By Emily Kitagawa
Plans for a system of new bike paths and end-of-trip facilities, such as bike lockers and showers, within the peninsula are currently being developed by the Cities and Environment Unit (CEU), a research team within the Faculty of Architecture and Planning at Dalhousie University.
The Bikeways Plan is a collaborative effort between Dalhousie University, Saint Mary’s University, Capital Health and the IWK Health Centre. The project was initiated by the Transport and Demand Management working group, which represents the four institutions.
Ross Soward, a community planner with the CEU and avid cyclist, says the Bikeways Plan is geared toward “developing infrastructure and facilities that could attract the maximum number of riders.” He says the latest Statistics Canada numbers suggest 1 to 8 per cent of the population of HRM cycles. “It’s more the cyclists who are very experienced, and more aggressive, and confident who are cycling today,” says Soward.
Jeff Brown, a librarian at Dalhousie University’s Killam Library says Halifax “…is not the greatest place to be on a bicycle.” Brown, who has been a cyclist for roughly 25 years, referred to the intersection where Quinpool Road, Robie Street, Cogswell Street and Bell Road all meet as “the apocalypse of the Willow Tree intersection.” There used to be a willow tree growing in the center of this intersection, but today the area is a source of considerable traffic congestion.
Under the Bikeways Plan, a network of bike paths will connect the IWK Health Centre in the North, Saint Mary’s University in the South, and Dalhousie University in the East (Sexton campus) and West (Studley campus). Soward says facilities such as bike lockers (boxes that protect bicycles from theft and inclement weather), bicycle sharing systems and showers are also being considered.

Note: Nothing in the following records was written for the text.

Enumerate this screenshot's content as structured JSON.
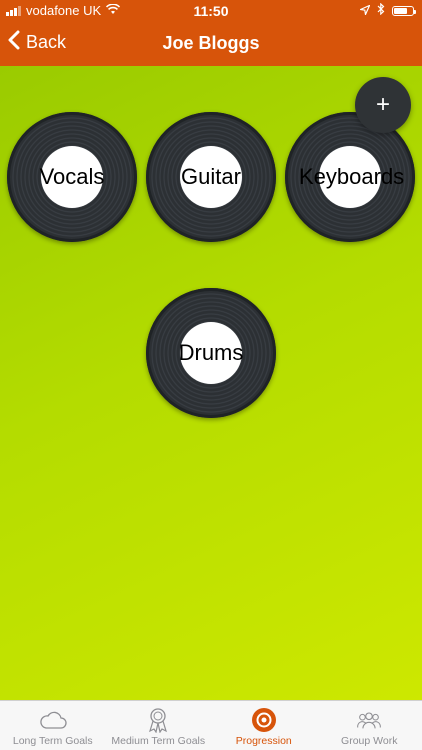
{
  "status_bar": {
    "carrier": "vodafone UK",
    "time": "11:50"
  },
  "nav": {
    "back_label": "Back",
    "title": "Joe Bloggs"
  },
  "instruments": [
    {
      "label": "Vocals"
    },
    {
      "label": "Guitar"
    },
    {
      "label": "Keyboards"
    },
    {
      "label": "Drums"
    }
  ],
  "add_button": {
    "label": "+"
  },
  "tabs": [
    {
      "label": "Long Term Goals",
      "icon": "cloud-icon",
      "active": false
    },
    {
      "label": "Medium Term Goals",
      "icon": "award-ribbon-icon",
      "active": false
    },
    {
      "label": "Progression",
      "icon": "target-icon",
      "active": true
    },
    {
      "label": "Group Work",
      "icon": "group-icon",
      "active": false
    }
  ],
  "colors": {
    "header": "#d7540a",
    "gradient_start": "#9acb00",
    "gradient_end": "#cde800",
    "tab_active": "#d7540a",
    "tab_inactive": "#8e8e93",
    "record": "#2c3034"
  }
}
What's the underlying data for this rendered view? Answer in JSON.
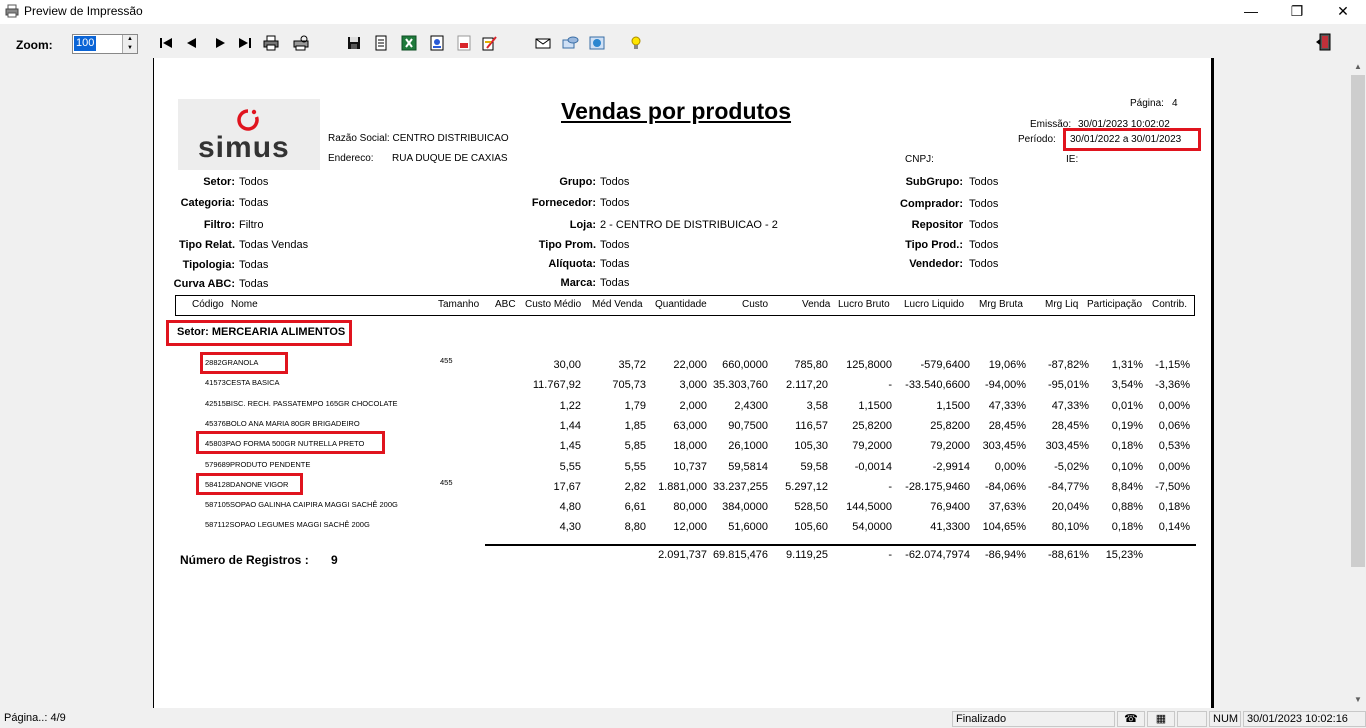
{
  "window": {
    "title": "Preview de Impressão",
    "minimize_glyph": "—",
    "restore_glyph": "❐",
    "close_glyph": "✕"
  },
  "toolbar": {
    "zoom_label": "Zoom:",
    "zoom_value": "100",
    "icons": [
      "first-page-icon",
      "previous-page-icon",
      "next-page-icon",
      "last-page-icon",
      "print-icon",
      "printer-setup-icon",
      "save-icon",
      "text-export-icon",
      "excel-export-icon",
      "word-export-icon",
      "pdf-export-icon",
      "edit-icon",
      "email-icon",
      "send-icon",
      "web-export-icon",
      "lightbulb-icon",
      "exit-door-icon"
    ]
  },
  "report": {
    "logo_text": "simus",
    "title": "Vendas por produtos",
    "page_label": "Página:",
    "page_value": "4",
    "emissao_label": "Emissão:",
    "emissao_value": "30/01/2023 10:02:02",
    "periodo_label": "Período:",
    "periodo_value": "30/01/2022 a  30/01/2023",
    "razao_social": "Razão Social: CENTRO DISTRIBUICAO",
    "endereco_label": "Endereco:",
    "endereco_value": "RUA DUQUE DE CAXIAS",
    "cnpj_label": "CNPJ:",
    "ie_label": "IE:",
    "filters_left": [
      {
        "label": "Setor:",
        "value": "Todos"
      },
      {
        "label": "Categoria:",
        "value": "Todas"
      },
      {
        "label": "Filtro:",
        "value": "Filtro"
      },
      {
        "label": "Tipo Relat.",
        "value": "Todas Vendas"
      },
      {
        "label": "Tipologia:",
        "value": "Todas"
      },
      {
        "label": "Curva ABC:",
        "value": "Todas"
      }
    ],
    "filters_mid": [
      {
        "label": "Grupo:",
        "value": "Todos"
      },
      {
        "label": "Fornecedor:",
        "value": "Todos"
      },
      {
        "label": "Loja:",
        "value": "2 - CENTRO DE DISTRIBUICAO - 2"
      },
      {
        "label": "Tipo Prom.",
        "value": "Todos"
      },
      {
        "label": "Alíquota:",
        "value": "Todas"
      },
      {
        "label": "Marca:",
        "value": "Todas"
      }
    ],
    "filters_right": [
      {
        "label": "SubGrupo:",
        "value": "Todos"
      },
      {
        "label": "Comprador:",
        "value": "Todos"
      },
      {
        "label": "Repositor",
        "value": "Todos"
      },
      {
        "label": "Tipo Prod.:",
        "value": "Todos"
      },
      {
        "label": "Vendedor:",
        "value": "Todos"
      }
    ],
    "columns": [
      "Código",
      "Nome",
      "Tamanho",
      "ABC",
      "Custo Médio",
      "Méd Venda",
      "Quantidade",
      "Custo",
      "Venda",
      "Lucro Bruto",
      "Lucro Liquido",
      "Mrg Bruta",
      "Mrg Liq",
      "Participação",
      "Contrib."
    ],
    "setor": "Setor: MERCEARIA ALIMENTOS",
    "rows": [
      {
        "code": "2882",
        "name": "GRANOLA",
        "tamanho": "455",
        "vals": [
          "30,00",
          "35,72",
          "22,000",
          "660,0000",
          "785,80",
          "125,8000",
          "-579,6400",
          "19,06%",
          "-87,82%",
          "1,31%",
          "-1,15%"
        ]
      },
      {
        "code": "41573",
        "name": "CESTA BASICA",
        "tamanho": "",
        "vals": [
          "11.767,92",
          "705,73",
          "3,000",
          "35.303,760",
          "2.117,20",
          "-",
          "-33.540,6600",
          "-94,00%",
          "-95,01%",
          "3,54%",
          "-3,36%"
        ]
      },
      {
        "code": "42515",
        "name": "BISC. RECH. PASSATEMPO 165GR CHOCOLATE",
        "tamanho": "",
        "vals": [
          "1,22",
          "1,79",
          "2,000",
          "2,4300",
          "3,58",
          "1,1500",
          "1,1500",
          "47,33%",
          "47,33%",
          "0,01%",
          "0,00%"
        ]
      },
      {
        "code": "45376",
        "name": "BOLO ANA MARIA 80GR BRIGADEIRO",
        "tamanho": "",
        "vals": [
          "1,44",
          "1,85",
          "63,000",
          "90,7500",
          "116,57",
          "25,8200",
          "25,8200",
          "28,45%",
          "28,45%",
          "0,19%",
          "0,06%"
        ]
      },
      {
        "code": "45803",
        "name": "PAO FORMA 500GR NUTRELLA PRETO",
        "tamanho": "",
        "vals": [
          "1,45",
          "5,85",
          "18,000",
          "26,1000",
          "105,30",
          "79,2000",
          "79,2000",
          "303,45%",
          "303,45%",
          "0,18%",
          "0,53%"
        ]
      },
      {
        "code": "579689",
        "name": "PRODUTO PENDENTE",
        "tamanho": "",
        "vals": [
          "5,55",
          "5,55",
          "10,737",
          "59,5814",
          "59,58",
          "-0,0014",
          "-2,9914",
          "0,00%",
          "-5,02%",
          "0,10%",
          "0,00%"
        ]
      },
      {
        "code": "584128",
        "name": "DANONE VIGOR",
        "tamanho": "455",
        "vals": [
          "17,67",
          "2,82",
          "1.881,000",
          "33.237,255",
          "5.297,12",
          "-",
          "-28.175,9460",
          "-84,06%",
          "-84,77%",
          "8,84%",
          "-7,50%"
        ]
      },
      {
        "code": "587105",
        "name": "SOPAO GALINHA CAIPIRA MAGGI SACHÊ 200G",
        "tamanho": "",
        "vals": [
          "4,80",
          "6,61",
          "80,000",
          "384,0000",
          "528,50",
          "144,5000",
          "76,9400",
          "37,63%",
          "20,04%",
          "0,88%",
          "0,18%"
        ]
      },
      {
        "code": "587112",
        "name": "SOPAO LEGUMES MAGGI SACHÊ 200G",
        "tamanho": "",
        "vals": [
          "4,30",
          "8,80",
          "12,000",
          "51,6000",
          "105,60",
          "54,0000",
          "41,3300",
          "104,65%",
          "80,10%",
          "0,18%",
          "0,14%"
        ]
      }
    ],
    "registros_label": "Número de Registros :",
    "registros_value": "9",
    "totals": [
      "2.091,737",
      "69.815,476",
      "9.119,25",
      "-",
      "-62.074,7974",
      "-86,94%",
      "-88,61%",
      "15,23%"
    ]
  },
  "statusbar": {
    "page": "Página..: 4/9",
    "state": "Finalizado",
    "num": "NUM",
    "datetime": "30/01/2023 10:02:16"
  }
}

“This is a really unique opportunity to grow cycling in Halifax from the centre out—seeing this as the nucleus of future cycling infrastructure. The development of further facilities and infrastructure and routes could then be expanded based on what gets done here within the institutional district,” says Soward.
Soward says the Bikeways Plan not only supports a more sustainable and environmentally friendly form of transportation, but it also promotes a more healthy and active population. Cycling is also beneficial economically; “you don’t need to be wealthy to be able to afford to cycle,” says Soward.
“The budget for the plan is quite small,” says Soward, who would not disclose the exact figures. He says the four institutions involved in the project have provided some of the funding, and a grant was also received from the Nova Scotia Department of Health and Wellness. The budget for the implementation of the plan will be much larger, although the cost will not be known until the Bikeways Plan is completed, says Soward.
Mark Nener, a community planner at the CEU, says he expects the plans will be finalized by mid-April. A draft of the Bikeways Plan will be presented at the Dalhousie Student Union Building on March 23. Nener hopes this presentation, which is open to the public, will promote awareness and discussion. “Hopefully we’ll get some feedback on the different elements of the plan and I think that’ll help inform the final draft of the plan,” he says. “We’ll go a long way to make sure the plan is used and implemented.”
It is unknown when implementation of the Bikeways Plan will be completed, as it is a long-term project. “The upside here is that because there are so many partners involved it’s easier to get things done as a group collaboratively than it would be for any one of the institutions to implement a segment of these (bike) routes within their own lands,” says Nener.